I want to put it on a more visual platform, and Symbaloo might be what I need—it packs numerous visual links into the smallest space possible and can provide separate tabs for the Dewey Classes. One thing I learned from the The Teacher’s Guide to Tech is to take advantage of a site’s video tutorials. Using a Symbaloo tutorial I began to import each DeweyLink page into it’s own webmix, as well as import all the loose links intended for DeweyLinks that I’d bookmarked in my browser. Symbaloo also provides a way to group several “tiles” on the same topic into a smaller space, which will be ideal for something like folklore or environmental issues or history, which have so many websites. I’d expected the transition to a new platform to take much longer, but this FREE online service is making it so much easier!

As a school librarian I’ve created a number of Resource Lists for classroom projects (some librarians call them Pathfinders). Since the number of links is far fewer than DeweyLinks I want a more visual application that shows a bit more of the site page. There are several to consider, and I like Wakelet, Padlet, and Scoop.it a lot.

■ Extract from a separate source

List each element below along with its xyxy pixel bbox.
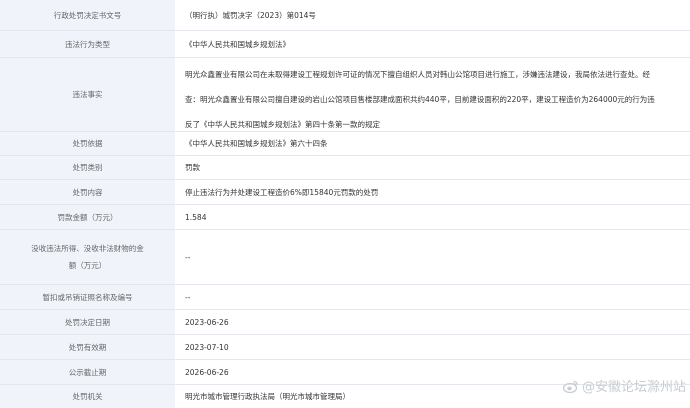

Free digital curation tools are valuable for School Librarians to enhance practice activities. This NoSweat Library Lesson uses Padlet to curate student articles on how technology has affected our society. | No Sweat LibraryFor my 6g Essential Literacy Unit – Reading Informational Resources, the School Librarian bookmarks articles from one of their library’s subscription services so students can create an Informational Poster. If the librarian has limited resources or time, I created an alternative using a digital curation tool—a private Padlet of ~30 short articles from free educational news sites, like CommonLit, Dogo News, Smithsonian Tween Tribune, Time for Kids, and The Why Files. Student partners choose an article and use 5 index cards for their poster:

  1. an introductory paragraph in their own words
  2. a quote from the article with the proper citation
  3. a paraphrase from the article with the proper citation
  4. a final summary paragraph of the article
  5. the bibliographic citation card.

Among the FREE curation tools, I chose Padlet because it offers columnar organization and displays a photo/image as a link to the article. Also, I can add a title and blurb if they don’t display from the article source. Being able to use this free curation tool for one lesson in the unit makes my product especially appealing for busy School Librarians who need such a lesson quickly and inexpensively. You may find it valuable, too.